Note 8 – Financial Highlights
The following summarizes the Fund’s financial highlights, consisting of total return and expense and net investment income ratios, for the period January 1, 2024 through September 30, 2024:
| | | | |
Ratios to average Members’ Capital(1) | | | | |
Expenses before expense reimbursement(3) | | | 1.39 | % |
Expense reimbursement | | | 0.14 | % |
| | | | |
Expenses after expense reimbursement(3) | | | 1.53 | % |
| | | | |
Net investment income (3) | | | 8.13 | % |
Internal rate of return since inception through December 31, 2023(2) | | | 11.92 | % |
Internal rate of return since inception through September 30, 2024(2) | | | 13.40 | % |
(1) | Ratios are calculated for all members taken as a whole. An individual member’s ratios and returns may vary based upon each investor’s individual circumstances. |
(2) | Internal rate of return was computed from inception of the Fund, based on actual dates of cash inflows and outflows of the members’ capital and including ending members’ capital values as of each measurement date. The internal rate of return is shown net of management fees. |
(3) | The ratios, excluding nonrecurring expenses, have been annualized. |
Note 9 – Indemnifications
The Fund has provided general indemnification to the Managing Member and the Member, any affiliates of the Managing Member and the Member, and any person acting on behalf of Managing Member and the Member or such affiliate when they act, in good faith, in the best interests of the Fund. The Fund is unable to develop the maximum potential amount of future payments that could potentially result from any hypothetical future claim, but expects the risk of having to make payments under these general business indemnifications to be remote.

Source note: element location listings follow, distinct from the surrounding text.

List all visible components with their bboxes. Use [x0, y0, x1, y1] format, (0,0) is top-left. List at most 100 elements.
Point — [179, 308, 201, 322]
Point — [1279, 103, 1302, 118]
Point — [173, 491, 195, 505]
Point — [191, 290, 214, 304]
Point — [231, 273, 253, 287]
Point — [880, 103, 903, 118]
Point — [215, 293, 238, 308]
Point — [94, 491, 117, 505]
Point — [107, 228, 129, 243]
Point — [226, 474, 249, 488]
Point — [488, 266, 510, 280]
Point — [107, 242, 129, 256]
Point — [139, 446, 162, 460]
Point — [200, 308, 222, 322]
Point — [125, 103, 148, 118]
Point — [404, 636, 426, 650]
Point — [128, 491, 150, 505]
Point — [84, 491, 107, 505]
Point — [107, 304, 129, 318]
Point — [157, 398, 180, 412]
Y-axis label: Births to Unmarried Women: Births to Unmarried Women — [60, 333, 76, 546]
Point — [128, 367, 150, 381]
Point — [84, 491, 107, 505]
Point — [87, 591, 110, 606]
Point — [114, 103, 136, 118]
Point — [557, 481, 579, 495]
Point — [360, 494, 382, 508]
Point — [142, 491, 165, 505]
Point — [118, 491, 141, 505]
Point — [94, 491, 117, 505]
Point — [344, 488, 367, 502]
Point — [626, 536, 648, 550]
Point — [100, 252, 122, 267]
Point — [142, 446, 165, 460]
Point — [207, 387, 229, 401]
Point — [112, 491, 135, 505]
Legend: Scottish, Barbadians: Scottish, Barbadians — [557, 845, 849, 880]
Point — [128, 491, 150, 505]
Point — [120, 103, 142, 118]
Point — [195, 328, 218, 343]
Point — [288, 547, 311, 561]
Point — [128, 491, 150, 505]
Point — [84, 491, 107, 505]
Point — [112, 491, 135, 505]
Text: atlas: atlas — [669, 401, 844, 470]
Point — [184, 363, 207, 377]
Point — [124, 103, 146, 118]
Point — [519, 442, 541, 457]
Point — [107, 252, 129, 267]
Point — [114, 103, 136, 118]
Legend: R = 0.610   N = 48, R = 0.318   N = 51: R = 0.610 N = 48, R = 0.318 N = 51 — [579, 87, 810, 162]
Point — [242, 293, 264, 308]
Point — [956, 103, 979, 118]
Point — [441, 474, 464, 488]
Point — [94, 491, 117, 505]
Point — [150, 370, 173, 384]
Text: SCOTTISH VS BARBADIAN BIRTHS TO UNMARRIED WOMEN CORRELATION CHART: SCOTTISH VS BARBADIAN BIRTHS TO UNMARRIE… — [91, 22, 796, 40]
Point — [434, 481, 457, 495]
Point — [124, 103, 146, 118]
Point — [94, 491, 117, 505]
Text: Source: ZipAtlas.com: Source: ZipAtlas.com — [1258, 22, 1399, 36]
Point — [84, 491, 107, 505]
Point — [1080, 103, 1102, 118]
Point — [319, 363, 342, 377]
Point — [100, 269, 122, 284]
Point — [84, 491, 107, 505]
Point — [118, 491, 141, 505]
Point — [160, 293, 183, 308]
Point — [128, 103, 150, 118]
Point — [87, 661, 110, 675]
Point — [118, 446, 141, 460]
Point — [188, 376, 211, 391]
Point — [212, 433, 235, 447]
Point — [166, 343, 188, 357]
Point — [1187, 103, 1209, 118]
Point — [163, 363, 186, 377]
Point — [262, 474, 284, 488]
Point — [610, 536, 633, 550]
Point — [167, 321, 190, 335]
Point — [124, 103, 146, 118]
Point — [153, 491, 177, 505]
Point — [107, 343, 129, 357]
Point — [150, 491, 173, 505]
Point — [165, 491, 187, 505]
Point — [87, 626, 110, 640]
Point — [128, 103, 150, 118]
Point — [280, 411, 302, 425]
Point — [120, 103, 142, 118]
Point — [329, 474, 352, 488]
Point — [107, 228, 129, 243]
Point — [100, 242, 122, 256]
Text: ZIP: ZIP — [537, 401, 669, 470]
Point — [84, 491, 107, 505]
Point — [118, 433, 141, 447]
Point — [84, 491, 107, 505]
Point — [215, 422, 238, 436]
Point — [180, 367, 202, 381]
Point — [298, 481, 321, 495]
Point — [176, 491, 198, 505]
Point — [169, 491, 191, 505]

Note 10 – Subsequent Events
The Managing Member has evaluated the impact of subsequent events through December 31, 2024, the date the consolidated financial statements were to be issued.
12
Cresset Partners Private Credit Fund, LLC
Notes to Consolidated Financial Statements
For the period January 1, 2024 through September 30, 2024 (Unaudited)
Note 10 – Subsequent Events (continued)
During November 2024, the Managing Member entered into an agreement with StepStone Group Private Wealth, LLC (“StepStone”) to sell substantially all of the assets of the Fund to StepStone Private Credit Income Fund (“CRDEX”) in exchange for Class I shares of CRDEX. The sale will be effective as of January 1, 2025.